Anahí, con su relato, ha logrado desconcentrar el sopor de Amapola, ensimismada en los hilos de su telar y los dibujos "mapuche" de los colores de la tierra. Terracotas y naranjas de raíz de maqui, verde-amarillos de cortezas de arrayán y morados del jugo de los arándanos. Teje en líneas oblicuas, franjas puntudas hacia arriba y hacia abajo. Será la manta para el hijo que espera,  y no está a la venta.

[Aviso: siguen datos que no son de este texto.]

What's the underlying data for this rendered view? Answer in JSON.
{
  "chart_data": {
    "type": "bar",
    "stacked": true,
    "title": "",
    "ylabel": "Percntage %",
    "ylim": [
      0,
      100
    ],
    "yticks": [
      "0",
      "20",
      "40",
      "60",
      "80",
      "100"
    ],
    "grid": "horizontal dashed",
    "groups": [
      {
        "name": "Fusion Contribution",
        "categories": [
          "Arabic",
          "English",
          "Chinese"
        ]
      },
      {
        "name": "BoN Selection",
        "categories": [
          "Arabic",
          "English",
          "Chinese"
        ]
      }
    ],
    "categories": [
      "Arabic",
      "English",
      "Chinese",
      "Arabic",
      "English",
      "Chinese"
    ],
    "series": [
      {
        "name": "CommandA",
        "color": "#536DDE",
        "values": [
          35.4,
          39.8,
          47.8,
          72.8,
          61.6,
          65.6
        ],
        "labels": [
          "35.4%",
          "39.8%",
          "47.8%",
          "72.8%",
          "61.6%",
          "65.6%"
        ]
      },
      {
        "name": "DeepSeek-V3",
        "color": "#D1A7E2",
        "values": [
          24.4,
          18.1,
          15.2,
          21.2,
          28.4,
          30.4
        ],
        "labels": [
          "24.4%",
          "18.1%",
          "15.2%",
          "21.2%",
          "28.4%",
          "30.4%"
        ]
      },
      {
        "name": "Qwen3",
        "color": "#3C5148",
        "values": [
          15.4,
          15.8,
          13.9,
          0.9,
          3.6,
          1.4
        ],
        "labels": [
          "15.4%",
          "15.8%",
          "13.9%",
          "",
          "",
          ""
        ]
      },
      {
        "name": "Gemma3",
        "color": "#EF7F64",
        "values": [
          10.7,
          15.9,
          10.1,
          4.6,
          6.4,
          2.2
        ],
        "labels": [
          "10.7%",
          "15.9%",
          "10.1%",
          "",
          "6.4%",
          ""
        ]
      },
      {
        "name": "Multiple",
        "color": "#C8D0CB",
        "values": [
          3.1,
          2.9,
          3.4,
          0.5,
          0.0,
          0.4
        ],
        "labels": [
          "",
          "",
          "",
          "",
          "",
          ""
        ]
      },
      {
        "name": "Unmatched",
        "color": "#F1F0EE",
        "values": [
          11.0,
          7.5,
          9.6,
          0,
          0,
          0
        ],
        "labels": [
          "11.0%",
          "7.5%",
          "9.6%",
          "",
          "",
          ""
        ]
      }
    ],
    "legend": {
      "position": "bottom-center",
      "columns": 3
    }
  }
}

-Sí, los bichos se anticipan a las tormentas. En tu litoral  y en mi terruño, siempre es así -sin sacar la vista del entramado, Amapola reflexiona.
-Esa vez -recuerda los cuentos del abuelo -la cordillera se había vestido con sus más preciadas galas. Manchones de notros rojos sobresalían del verde intenso, matas de zarzamoras florecidas y las mosquetas, pintaban de rosa las faldas del Piltriquitrón. Creo que todavía no era la época de floración de los arrayanes. Era octubre o noviembre y los vientos de primavera se empecinaban con los coihues, los abetos y los manzanos. Teru-teru gritaban aquí y allá los teros, para proteger a los nidos y sus crías. Los caballos montaraces corrían furiosos en estampida, y se detenían en seco, al lado de los potrillos asustados; los perros cimarrones aullaban por las casas y las bandurrias se inquietaban volando hacia el norte para luego bajar  y escarbar con sus picos agudos,  y devorar las lombrices de la orilla del río Azul. Allá, el sol comenzaba a declinar, sin entender por qué la tarde se hacía noche. Las gentes auscultaban el horizonte sin comprender por qué, rayos eléctricos surcaban el firmamento, para responder a la furia de estruendos y relámpagos en esa pizarra oscura. Un cono de humo y de calor se elevó de pronto, desde la montaña lejana, dibujando formas fantasmales que se deformaban al instante: una torre, una pirámide, el hongo de una "ruca", una columna se desmoronaba... -sus ojos inquietos transmiten la fascinación por lo que no vio, pero imaginó de las voces de sus ancestros -Tan concentrados estaban en la contemplación, que no adivinaron que el volcán iba a escupir arena y cenizas. Todo eso había sucedido cuando yo  aún no había nacido. Los animales anticiparon el descalabro de la "mapu".
En la feria comienza el ajetreo del domingo. Hilos y lanas traman historias. Vasijas  y cuencos inspiran nostalgias. Sonidos que arrullan, licores que embriagan.